The choroid plexus epithelium forms the blood-cerebrospinal fluid barrier and accumulates essential minerals and heavy metals. Choroid plexus is cited as being a "sink" for heavy metals and excess minerals, serving to minimize accumulation of these potentially toxic agents in the brain. An understanding of how low doses of contaminant metals might alter transport of other solutes in the choroid plexus is limited. Using primary cultures of epithelial cells isolated from neonatal rat choroid plexus, our objective was to characterize modulation of apical uptake of the model organic cation choline elicited by low concentrations of the contaminant metal cadmium (CdCl₂). At 50-1,000 nM, cadmium did not directly decrease or increase 30-min apical uptake of 10 μM [(3)H]choline. However, extended exposure to 250-500 nM cadmium increased [(3)H]choline uptake by as much as 75% without marked cytotoxicity.
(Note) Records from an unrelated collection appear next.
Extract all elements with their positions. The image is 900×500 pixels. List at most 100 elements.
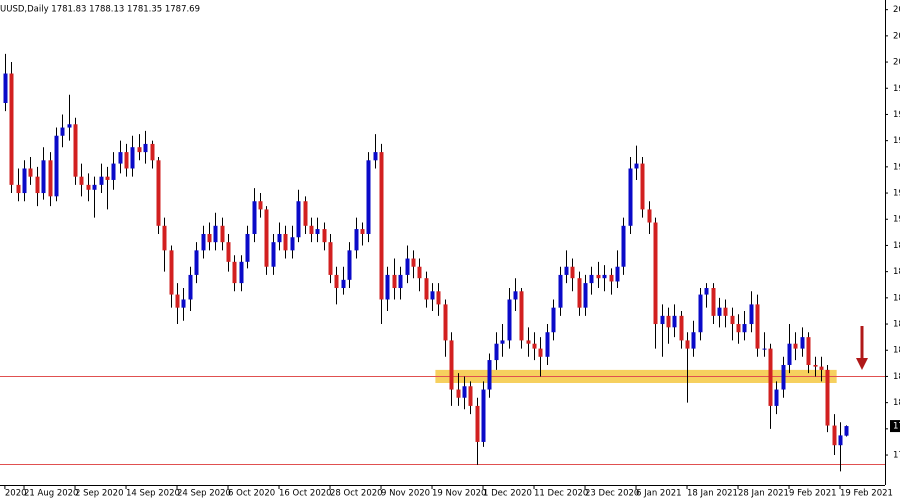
x-tick-label: 9 Feb 2021: [789, 489, 837, 499]
candle-body: [685, 340, 690, 349]
candle-body: [449, 340, 454, 390]
candle-body: [220, 225, 225, 243]
x-tick-label: 11 Dec 2020: [534, 489, 588, 499]
candle-body: [806, 337, 811, 365]
y-tick-label: 1930: [893, 189, 900, 199]
x-tick-label: 14 Sep 2020: [126, 489, 180, 499]
candle-body: [239, 261, 244, 284]
candle-body: [487, 360, 492, 390]
x-tick-label: 9 Nov 2020: [381, 489, 430, 499]
candle-body: [500, 340, 505, 344]
candle-body: [749, 304, 754, 325]
candle-body: [111, 163, 116, 180]
candle-body: [162, 225, 167, 251]
candle-body: [175, 294, 180, 308]
y-tick-label: 1770: [893, 451, 900, 461]
candle-body: [341, 279, 346, 289]
candle-body: [660, 315, 665, 325]
candle-body: [551, 307, 556, 333]
candle-body: [819, 366, 824, 370]
candle-body: [156, 160, 161, 226]
candle-body: [800, 337, 805, 349]
y-tick-label: 1882: [893, 267, 900, 277]
candle-body: [315, 229, 320, 234]
y-tick-label: 1898: [893, 241, 900, 251]
arrow-head: [856, 358, 868, 370]
x-tick-label: 18 Jan 2021: [687, 489, 738, 499]
y-tick-label: 1834: [893, 346, 900, 356]
candle-body: [28, 168, 33, 177]
candle-body: [513, 291, 518, 300]
candle-body: [813, 364, 818, 367]
y-tick-label: 1994: [893, 84, 900, 94]
candle-body: [723, 307, 728, 316]
candle-body: [634, 163, 639, 169]
zone-layer: [0, 369, 885, 465]
candle-body: [832, 425, 837, 446]
candle-body: [564, 266, 569, 275]
y-tick-label: 1850: [893, 320, 900, 330]
candle-body: [730, 315, 735, 325]
candle-body: [621, 225, 626, 267]
x-tick-label: 2 Sep 2020: [75, 489, 123, 499]
last-price-box: [890, 420, 900, 433]
candle-body: [124, 152, 129, 169]
candle-body: [373, 152, 378, 161]
candle-body: [711, 288, 716, 316]
candle-body: [755, 304, 760, 349]
candle-body: [35, 176, 40, 194]
y-tick-label: 1914: [893, 215, 900, 225]
candle-body: [570, 266, 575, 279]
candle-body: [130, 147, 135, 169]
candle-body: [60, 127, 65, 136]
candle-body: [252, 201, 257, 234]
candle-body: [188, 274, 193, 300]
candle-body: [41, 160, 46, 194]
last-price-label: 1787.69: [893, 422, 900, 432]
candle-body: [526, 340, 531, 344]
candle-body: [577, 278, 582, 308]
candle-body: [532, 343, 537, 349]
candle-body: [194, 250, 199, 275]
candle-body: [48, 160, 53, 197]
candle-body: [290, 237, 295, 251]
candle-body: [666, 315, 671, 328]
candle-body: [150, 143, 155, 161]
candle-body: [475, 405, 480, 442]
candle-body: [334, 274, 339, 289]
candle-body: [628, 168, 633, 226]
candle-body: [768, 348, 773, 406]
candle-body: [691, 332, 696, 349]
candle-body: [271, 242, 276, 267]
x-tick-label: 6 Jan 2021: [636, 489, 682, 499]
candle-body: [207, 233, 212, 243]
candle-body: [79, 176, 84, 185]
candle-body: [436, 291, 441, 305]
candle-body: [838, 435, 843, 446]
candle-body: [647, 209, 652, 223]
x-tick-label: 28 Oct 2020: [330, 489, 383, 499]
candle-body: [105, 176, 110, 180]
y-tick-label: 1818: [893, 372, 900, 382]
candle-body: [92, 184, 97, 190]
candle-body: [54, 135, 59, 197]
candle-body: [309, 225, 314, 234]
x-tick-label: 19 Nov 2020: [432, 489, 486, 499]
candle-body: [347, 250, 352, 280]
candle-body: [385, 274, 390, 300]
x-tick-label: 2020: [5, 489, 27, 499]
candle-body: [615, 266, 620, 282]
candle-body: [118, 152, 123, 164]
candle-body: [354, 229, 359, 251]
y-tick-label: 1946: [893, 162, 900, 172]
candle-body: [736, 324, 741, 333]
candle-body: [456, 389, 461, 398]
candle-body: [494, 343, 499, 361]
candle-body: [443, 304, 448, 341]
candle-body: [264, 209, 269, 267]
candle-body: [417, 266, 422, 279]
candle-body: [137, 147, 142, 153]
In addition, cadmium induced heat shock protein 70 and heme oxygenase-1 protein expression and markedly induced metallothionein gene expression. The antioxidant N-acetylcysteine attenuated stimulation of choline uptake and induction of stress proteins. Conversely, an inhibitor of glutathione synthesis l-buthionine-sulfoximine (BSO) enhanced stimulation of choline uptake and induction of stress proteins. Cadmium also activated ERK1/2 MAP kinase. The MEK1 inhibitor PD98059 diminished ERK1/2 activation and attenuated stimulation of choline uptake. Furthermore, inhibition of ERK1/2 activation abated stimulation of choline uptake in cells exposed to cadmium with BSO. These data indicate that in the choroid plexus, exposure to low concentrations of cadmium may induce oxidative stress and consequently stimulate apical choline transport through activation of ERK1/2 MAP kinase.